Social media, such as Facebook and Twitter, are great ways to keep in touch with loved ones and to share ideas. However, you should be very aware that anything you post on Facebook and Twitter is potentially public. Even if you believe your postings are only viewable by a handful of people, none of whom would share your information with others, that’s not always the case. Don’t post anything online that you wouldn’t want to become known publicly. There have been cases of social media being used in personal injury cases (to prove that the plaintiff wasn’t injured), divorce cases (to prove affairs), attorney misconduct cases, and more.
There have been cases where social media has been used in criminal cases as well. In fact, recently Twitter has been making news in a New York criminal case. A 23 year old Occupy Wall Street protestor was arrested last fall for disorderly conduct after about 2,000 protestors blocked traffic on the Brooklyn Bridge. The protestor denies he knew that he was disobeying police orders to not block the roadway.

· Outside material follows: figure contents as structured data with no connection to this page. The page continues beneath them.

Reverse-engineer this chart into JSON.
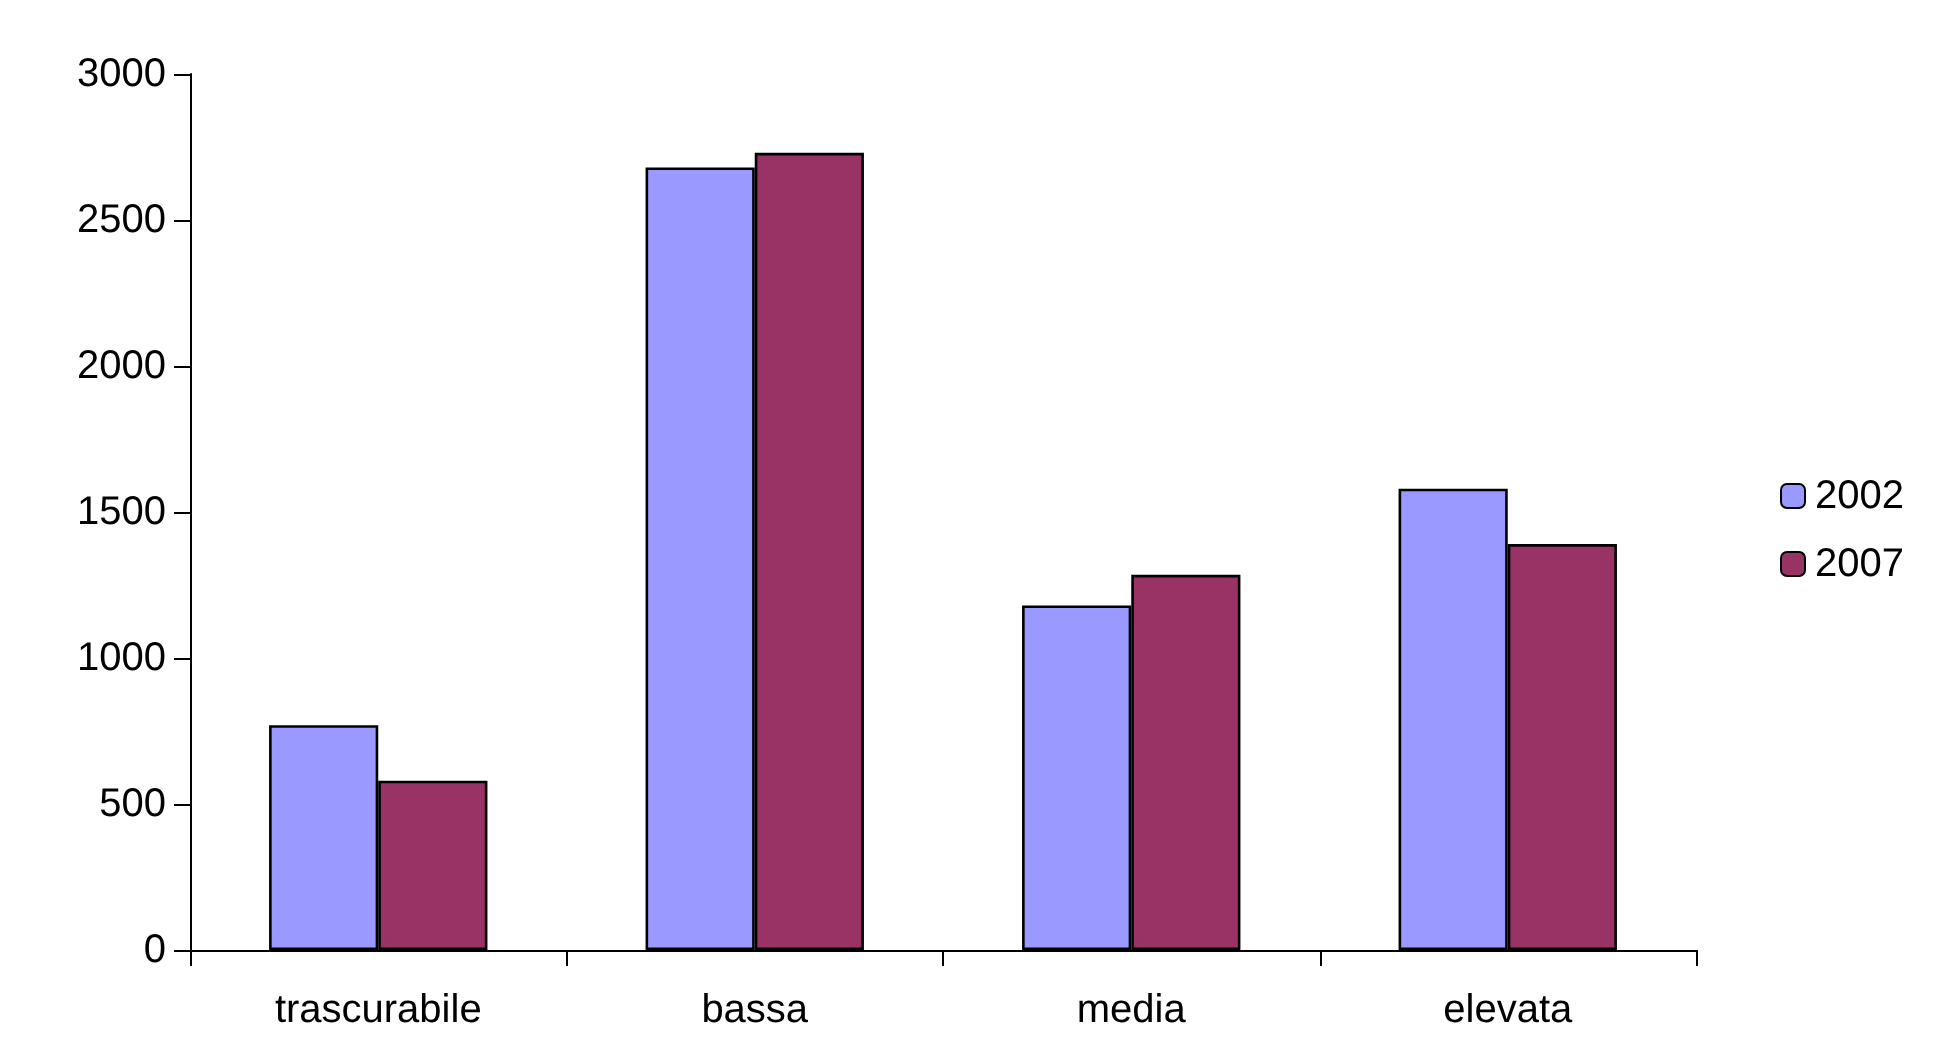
{
  "chart_data": {
    "type": "bar",
    "categories": [
      "trascurabile",
      "bassa",
      "media",
      "elevata"
    ],
    "series": [
      {
        "name": "2002",
        "color": "#9999ff",
        "values": [
          770,
          2680,
          1180,
          1580
        ]
      },
      {
        "name": "2007",
        "color": "#993366",
        "values": [
          580,
          2730,
          1285,
          1390
        ]
      }
    ],
    "ylim": [
      0,
      3000
    ],
    "yticks": [
      0,
      500,
      1000,
      1500,
      2000,
      2500,
      3000
    ],
    "grid": false,
    "legend": "right"
  }
}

The protestor had a Twitter page, and about three months’ worth of tweets were deleted. The prosecutors in the case have been battling for months to obtain the tweets, which prosecutors believe will prove that the protestor knew that he was disobeying police orders. Twitter has refused to turn over the deleted tweets until recently, when a New York judge threatened to hold the company in contempt and to impose a fine if the tweets weren’t handed over.
This case should prove that you should be very careful about what you post and when you post it. Although you may delete something later, it’s still out there, and although social media sites may want to protect your privacy, they also don’t want to pay huge fines or spend tens of thousands of dollars on legal fees to avoid turning over your information.